La première spécificité de Tekken vient de son système de contrôle. Si les coups spéciaux nécessitant de réaliser des combinaison de touches dans le bon timing sont bien présentes, la base est sensiblement différente de celle des autres jeux de baston. Pas de distinction, ici, entre coups fort et faibles ou de bouton pour parer mais une interface d’une lisibilité absolue : à chacune des quatre touches de la manette correspond un membre de notre combattant, bras ou jambe. Diriger un personnage de Tekken, c’est devenir son marionnettiste, c’est faire de lui notre poupée dansante, quand bien même celle-ci aurait l’allure d’un vieillard musculeux arborant des cornes de cheveux de chaque côté de la tête. Car ces « marionnettes » ne sont pas des petites choses aériennes. L’autre grand signe distinctif de Tekken est là : dans la manière dont ses corps imposent leur présence à l’écran, leur force et, surtout, leur lourdeur.

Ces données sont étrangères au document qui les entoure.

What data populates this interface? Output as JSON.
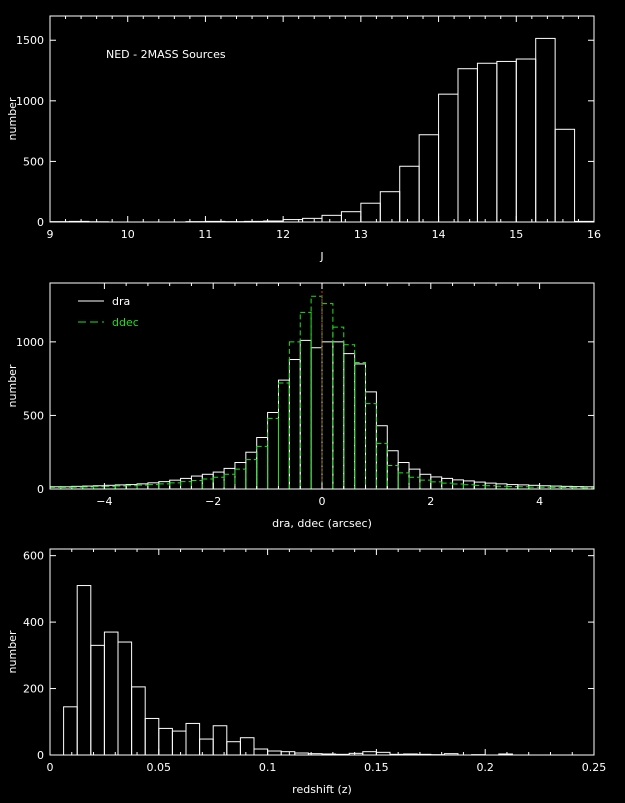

Un combattant de Tekken ne décolle comme, par exemple, ceux de Street Fighter. Toujours, le sol le rappelle à lui. Même bizarre, même fantaisiste (avec un masque de biche, un chapeau-voiture…), même s’il est une androïde aux cheveux roses qui, par moments, perd littéralement la tête, sa vérité est physique, charnelle.
Il y a les jeux de combats dont les personnages cherchent d’abord à repousser l’adversaire, à l’envoyer loin d’eux – c’est même parfois la manière la plus simple de remporter un combat, par exemple dans Soul Calibur. Il y a ceux où la défense prime et ceux où les projectiles, vrais ou surnaturels, tiennent une place importante. Ce n’est pas le cas dans Tekken où chaque pugiliste semble irrésistiblement attiré par l’autre. Le but premier est de combler la distance qui les sépare – rien de pire qu’un geste qui finit dans le vide, dans ce triste et inutile espace entre eux –, de rejoindre l’autre pour le palper, le serrer contre soi. L’horizon de Tekken, son issue inavouée, c’est l’étreinte. Ses héros improbables et joyeusement travestis, hommes et femmes-collages (des bouts de corps par ci, une perruque par là, un accent au choix…), créatures de carnaval cosmopolite, de love parade dépoitraillée dont la « personnalisation » est un but en soi, ne rêvent que de ça : se rapprocher, se toucher, se frotter.
On délire ? Probablement un peu, mais Tekken 7 est aussi fait pour ça : c’est du sport (de l’e-sport), mais aussi – et au moins autant – une machine à mettre les fantasmes en mouvement. C’est pour cette raison, plus que pour toute autre, que l’on recommandera de le pratiquer à deux. Lire les mouvements de l’autre pour les anticiper, se pénétrer de son rythme, de son tempo et le compléter par le sien jusqu’à avoir l’impression de ne plus faire qu’un. Et puis se détacher et prendre la pose pour mieux revenir ensuite se coller à l’autre. Il y a des combats à remporter, de nombreux objectifs et des trésors à gagner, mais c’est d’abord vers ça que tend l’expérience Tekken et ce somptueux épisode 7 qui n’a pas grand-chose à envier aux derniers Street Fighter s’en approche sans doute davantage qu’aucun autre avant lui. Ce qui peut arriver de pire ici, c’est que « la connexion avec l’adversaire » (c’est-à-dire le partenaire) soit « perdue ». Vivement qu’en plus du reste, il gagne un mode online digne de ce nom. Comme d’habitude, les Tale of Tales avaient raison.
Tekken 7 (Bandai Namco), sur PS4, Xbox One et PC, de 35 à 50€
Les problèmes du mode online, bien réels à la sortie du jeu et pendant la semaine qui a suivi, on été réglés depuis par un patch de son éditeur.